In March, the State Department ordered the Libyan embassy in Washington closed and kicked diplomats loyal to Libyan leader Moammar Gadhafi out of the country. Aujali had resigned his post as the regime's ambassador to the United States in February and has since represented the opposition in Washington.

"We are consulting with the National Transitional Council on a broad range of issues, and that includes diplomatic accreditation and representation," Toner said.

Despite the divisions within the TNC, the State Department publicly expressed confidence in the rebels.

"We believe that this is the legitimate representatives of the Libyan people during this transition period," Toner said. "This is an extremely challenging period for Libya and they are dealing with these challenges as they come.
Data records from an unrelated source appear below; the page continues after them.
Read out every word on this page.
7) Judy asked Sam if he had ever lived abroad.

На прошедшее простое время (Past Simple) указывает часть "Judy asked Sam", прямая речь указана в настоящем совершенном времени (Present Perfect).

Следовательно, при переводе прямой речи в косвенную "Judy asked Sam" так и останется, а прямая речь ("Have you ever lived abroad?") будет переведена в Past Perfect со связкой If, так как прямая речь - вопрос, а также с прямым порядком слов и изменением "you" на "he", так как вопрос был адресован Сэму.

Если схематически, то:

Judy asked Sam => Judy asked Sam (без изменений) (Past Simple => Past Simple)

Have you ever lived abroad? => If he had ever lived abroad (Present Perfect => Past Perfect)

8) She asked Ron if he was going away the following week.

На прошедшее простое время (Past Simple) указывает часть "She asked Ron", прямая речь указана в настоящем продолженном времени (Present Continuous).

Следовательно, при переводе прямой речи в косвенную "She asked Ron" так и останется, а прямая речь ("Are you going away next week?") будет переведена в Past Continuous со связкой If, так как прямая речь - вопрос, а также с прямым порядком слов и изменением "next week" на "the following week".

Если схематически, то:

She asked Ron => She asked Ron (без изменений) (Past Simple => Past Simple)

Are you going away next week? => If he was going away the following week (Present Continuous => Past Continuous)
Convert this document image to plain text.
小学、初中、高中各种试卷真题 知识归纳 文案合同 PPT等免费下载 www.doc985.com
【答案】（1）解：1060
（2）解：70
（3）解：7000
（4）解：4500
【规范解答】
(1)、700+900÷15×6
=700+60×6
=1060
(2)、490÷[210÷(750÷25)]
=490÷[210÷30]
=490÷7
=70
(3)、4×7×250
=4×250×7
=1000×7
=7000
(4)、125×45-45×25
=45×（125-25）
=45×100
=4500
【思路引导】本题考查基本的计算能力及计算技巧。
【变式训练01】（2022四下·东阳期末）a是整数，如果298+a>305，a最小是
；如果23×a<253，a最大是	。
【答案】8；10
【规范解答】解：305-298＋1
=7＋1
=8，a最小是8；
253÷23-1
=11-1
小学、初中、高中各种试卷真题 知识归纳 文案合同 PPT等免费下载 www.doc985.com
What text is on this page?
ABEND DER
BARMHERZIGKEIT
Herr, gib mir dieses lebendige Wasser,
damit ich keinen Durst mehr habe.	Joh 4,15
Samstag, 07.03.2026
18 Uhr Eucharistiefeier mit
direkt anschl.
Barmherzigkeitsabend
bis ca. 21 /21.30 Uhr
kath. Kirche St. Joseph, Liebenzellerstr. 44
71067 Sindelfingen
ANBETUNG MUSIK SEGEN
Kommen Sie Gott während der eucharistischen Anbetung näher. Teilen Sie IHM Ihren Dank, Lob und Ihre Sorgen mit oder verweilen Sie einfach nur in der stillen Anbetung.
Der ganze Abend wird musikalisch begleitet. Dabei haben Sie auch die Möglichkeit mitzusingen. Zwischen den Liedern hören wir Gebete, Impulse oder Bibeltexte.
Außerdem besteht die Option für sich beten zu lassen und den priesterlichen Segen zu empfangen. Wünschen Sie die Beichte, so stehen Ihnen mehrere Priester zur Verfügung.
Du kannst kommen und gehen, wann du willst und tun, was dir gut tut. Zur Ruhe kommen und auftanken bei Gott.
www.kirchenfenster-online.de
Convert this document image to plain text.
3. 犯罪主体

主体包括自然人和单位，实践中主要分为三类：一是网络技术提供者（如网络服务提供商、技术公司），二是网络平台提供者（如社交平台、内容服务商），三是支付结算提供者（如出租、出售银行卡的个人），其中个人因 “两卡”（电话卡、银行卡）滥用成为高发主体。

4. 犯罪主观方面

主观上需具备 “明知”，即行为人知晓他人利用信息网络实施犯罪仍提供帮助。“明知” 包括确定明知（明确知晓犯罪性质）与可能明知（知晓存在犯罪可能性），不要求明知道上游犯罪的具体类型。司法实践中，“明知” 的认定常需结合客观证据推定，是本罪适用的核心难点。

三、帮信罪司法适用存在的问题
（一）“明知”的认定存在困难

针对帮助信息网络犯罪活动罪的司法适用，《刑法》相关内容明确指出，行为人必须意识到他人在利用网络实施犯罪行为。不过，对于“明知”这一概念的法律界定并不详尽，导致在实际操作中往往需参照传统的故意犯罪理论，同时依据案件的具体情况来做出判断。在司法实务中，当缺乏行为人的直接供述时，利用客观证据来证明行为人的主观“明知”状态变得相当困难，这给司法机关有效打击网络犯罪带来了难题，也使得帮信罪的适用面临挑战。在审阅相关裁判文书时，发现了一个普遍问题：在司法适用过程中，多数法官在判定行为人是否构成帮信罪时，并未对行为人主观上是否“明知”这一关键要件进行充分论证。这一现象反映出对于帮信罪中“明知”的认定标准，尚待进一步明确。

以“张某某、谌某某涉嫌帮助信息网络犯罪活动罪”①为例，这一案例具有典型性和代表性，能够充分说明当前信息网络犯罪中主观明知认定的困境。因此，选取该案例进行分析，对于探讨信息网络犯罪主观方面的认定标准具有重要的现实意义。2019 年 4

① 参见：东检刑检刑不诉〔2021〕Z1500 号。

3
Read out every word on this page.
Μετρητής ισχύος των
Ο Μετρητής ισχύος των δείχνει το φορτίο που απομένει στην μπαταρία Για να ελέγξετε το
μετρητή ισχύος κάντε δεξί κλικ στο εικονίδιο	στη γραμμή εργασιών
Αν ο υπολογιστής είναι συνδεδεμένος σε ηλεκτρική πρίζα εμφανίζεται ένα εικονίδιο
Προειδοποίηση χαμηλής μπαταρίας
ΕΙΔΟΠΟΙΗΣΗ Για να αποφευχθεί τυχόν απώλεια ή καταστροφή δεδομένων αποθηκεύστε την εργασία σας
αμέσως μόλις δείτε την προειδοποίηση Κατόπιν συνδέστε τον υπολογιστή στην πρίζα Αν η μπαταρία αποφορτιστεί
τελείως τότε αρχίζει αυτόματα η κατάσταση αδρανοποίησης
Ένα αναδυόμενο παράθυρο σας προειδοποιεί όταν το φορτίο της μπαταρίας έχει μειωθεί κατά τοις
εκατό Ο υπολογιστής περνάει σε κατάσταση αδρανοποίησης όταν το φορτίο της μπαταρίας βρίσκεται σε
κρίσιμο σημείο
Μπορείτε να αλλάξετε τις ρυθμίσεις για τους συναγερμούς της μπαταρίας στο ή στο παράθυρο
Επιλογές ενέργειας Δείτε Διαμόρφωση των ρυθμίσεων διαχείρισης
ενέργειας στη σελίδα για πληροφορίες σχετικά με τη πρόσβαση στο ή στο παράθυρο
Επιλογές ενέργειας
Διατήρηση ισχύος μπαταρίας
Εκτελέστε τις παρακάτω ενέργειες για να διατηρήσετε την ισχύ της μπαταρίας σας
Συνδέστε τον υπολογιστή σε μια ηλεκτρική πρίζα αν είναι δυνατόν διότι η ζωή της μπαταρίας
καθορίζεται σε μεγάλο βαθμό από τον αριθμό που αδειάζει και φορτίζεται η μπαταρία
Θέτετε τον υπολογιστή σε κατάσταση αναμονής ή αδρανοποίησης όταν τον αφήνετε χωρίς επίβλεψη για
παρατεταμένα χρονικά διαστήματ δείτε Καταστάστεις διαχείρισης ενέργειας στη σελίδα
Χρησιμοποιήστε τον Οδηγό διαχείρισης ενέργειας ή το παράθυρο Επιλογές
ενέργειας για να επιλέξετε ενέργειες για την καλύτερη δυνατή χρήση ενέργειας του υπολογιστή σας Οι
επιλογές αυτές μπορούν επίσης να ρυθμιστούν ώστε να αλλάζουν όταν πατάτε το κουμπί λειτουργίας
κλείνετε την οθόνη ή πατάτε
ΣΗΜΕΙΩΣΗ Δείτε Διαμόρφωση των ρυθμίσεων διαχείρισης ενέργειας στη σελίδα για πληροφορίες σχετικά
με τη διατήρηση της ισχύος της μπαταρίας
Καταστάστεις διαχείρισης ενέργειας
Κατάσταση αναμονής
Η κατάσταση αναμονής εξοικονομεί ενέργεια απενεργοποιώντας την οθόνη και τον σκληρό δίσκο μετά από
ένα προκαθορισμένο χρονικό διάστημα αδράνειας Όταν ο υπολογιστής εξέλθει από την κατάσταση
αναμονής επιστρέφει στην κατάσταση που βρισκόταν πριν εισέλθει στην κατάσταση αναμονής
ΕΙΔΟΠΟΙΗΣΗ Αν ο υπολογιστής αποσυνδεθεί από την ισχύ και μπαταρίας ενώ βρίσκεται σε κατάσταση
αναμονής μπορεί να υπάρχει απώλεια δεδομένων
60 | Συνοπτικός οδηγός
But we have confidence that they can weather this."

But privately, U.S. officials acknowledge there is some concern about the apparent disarray within the rebel movement, although officials say it is not surprising.

"This is a tribal society," one official said. "We knew from the start this could be messy and there was always the concern about not moving too fast. We had no illusions about the TNC, but they have done a pretty good job and look better to us than Gadhafi at this point."

NATO has been bombing Libya for more than four months under a U.N. mandate to protect civilians from troops loyal to Gadhafi, who is battling a rebellion that has claimed control of the eastern half of the country. The U.S. Embassy in Tripoli was shuttered and American personnel evacuated by sea and air in late February, after the current revolt against Gadhafi erupted.

Libyan and U.S. officials held face-to-face talks in Tunisia last month, but Washington says the sole point of the meeting was to repeat its demand that Gadhafi "must go."

Also Sunday, state TV aired video of Saif al-Islam Gadhafi, Gadhafi's son, speaking to what was described as displaced families. He has not been seen speaking in public for weeks.

"Whether NATO stays or not, the battle will continue until Libya is freed," he said, stressing the right of people to fight. "Let me say to you that the battle will not stop. Every one of you: return to your homes and farms and villages and jobs with peace of mind. We will not stop!"